In announcing the allocation of an additional $10 million for lead paint abatement in New Jersey, Gov. Chris Christie urged restraint in tackling what many have described as a growing crisis.
“I want to caution the Legislature not to overreact to this,” Christie said. “I think a little bit of what we’ve got going on now is shoot first and aim later.”
The Governor announced that $10 million would be administered by the Department of Community Affairs and directed to lead paint remediation for low- and moderate-income residents. The money would be in addition to at least $10 million already spent this year on lead inspections and other lead abatement measures.
“The primary lead concern in New Jersey has been and remains the outdated lead-based paint in our old housing stocks, not water sources,” the governor said during a Statehouse news conference. “That’s the major problem we have regarding lead in New Jersey.”

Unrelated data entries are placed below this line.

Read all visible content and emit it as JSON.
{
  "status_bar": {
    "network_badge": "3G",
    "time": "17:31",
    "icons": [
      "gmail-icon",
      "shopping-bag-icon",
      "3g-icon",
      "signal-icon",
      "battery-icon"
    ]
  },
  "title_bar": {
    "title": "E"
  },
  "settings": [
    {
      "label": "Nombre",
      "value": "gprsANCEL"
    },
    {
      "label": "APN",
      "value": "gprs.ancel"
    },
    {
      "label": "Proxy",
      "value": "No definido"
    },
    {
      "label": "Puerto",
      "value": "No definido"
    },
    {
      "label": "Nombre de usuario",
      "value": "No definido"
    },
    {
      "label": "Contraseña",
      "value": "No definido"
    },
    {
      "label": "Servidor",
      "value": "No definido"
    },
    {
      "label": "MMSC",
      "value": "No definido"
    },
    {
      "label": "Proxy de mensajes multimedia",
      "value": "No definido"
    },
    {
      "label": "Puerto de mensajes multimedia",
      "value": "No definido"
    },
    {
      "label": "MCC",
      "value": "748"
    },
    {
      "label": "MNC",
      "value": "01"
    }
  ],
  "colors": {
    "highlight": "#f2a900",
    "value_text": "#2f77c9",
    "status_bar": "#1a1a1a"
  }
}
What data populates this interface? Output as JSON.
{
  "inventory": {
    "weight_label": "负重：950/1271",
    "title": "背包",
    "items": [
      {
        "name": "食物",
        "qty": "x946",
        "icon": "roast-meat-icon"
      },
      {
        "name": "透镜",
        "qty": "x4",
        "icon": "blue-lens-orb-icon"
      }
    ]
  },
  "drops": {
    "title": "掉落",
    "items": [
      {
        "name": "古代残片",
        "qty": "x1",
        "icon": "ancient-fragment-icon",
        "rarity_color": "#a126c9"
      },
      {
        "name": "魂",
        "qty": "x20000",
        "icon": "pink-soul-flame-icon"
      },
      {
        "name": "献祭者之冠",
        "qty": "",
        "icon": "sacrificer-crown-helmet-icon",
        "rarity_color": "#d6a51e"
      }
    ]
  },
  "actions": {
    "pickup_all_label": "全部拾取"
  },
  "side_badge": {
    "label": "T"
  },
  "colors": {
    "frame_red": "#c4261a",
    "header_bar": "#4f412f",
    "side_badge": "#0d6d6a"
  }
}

The governor also dismissed accusations he had raided the Lead Hazard Abatement fund, a $10 million allocation that is theoretically derived from a tax on paint cans. Christie argued there is no way to track how the paint tax is collected and therefore the fund is simply an allocation from the general budget — one which he said he continues to meet.
“The point is there is no lead hazard fund,” Christie said. “It’s a line-item in the budget that’s never funded by the source they said it would be funded by because they can’t identify that source.”
Christie said the Legislature sets a goal of $10 million in funding per year which the state has already met and exceeded.
Asked about three bills in committee debated the day prior to the news conference, Christie said he was willing to discuss options, but added the state must first identify the extent and source of the problem.
“I know that there’s a temptation sometimes in the Legislature that the minute they see a problem they go off into the most extreme and expensive solution to that problem,” he said, adding later, “Let’s be sure that we’re doing this the right way for the right reasons.”
The discussion of lead in New Jersey escalated recently when it was revealed that roughly half of Newark’s public schools had high levels of lead in their drinking water and that 11 communities around the State had children with elevated lead levels in their bloodstream.
Christie said during the news conference April 5 that the situation in Newark was now under control and cautioned against instituting sweeping mandates for school water testing because, he said, the state would have to pay for any mandates it hands down.
“We have a constitutional provision called state mandate, state pay,” he said. “If we set any of the rules, we have to pay.”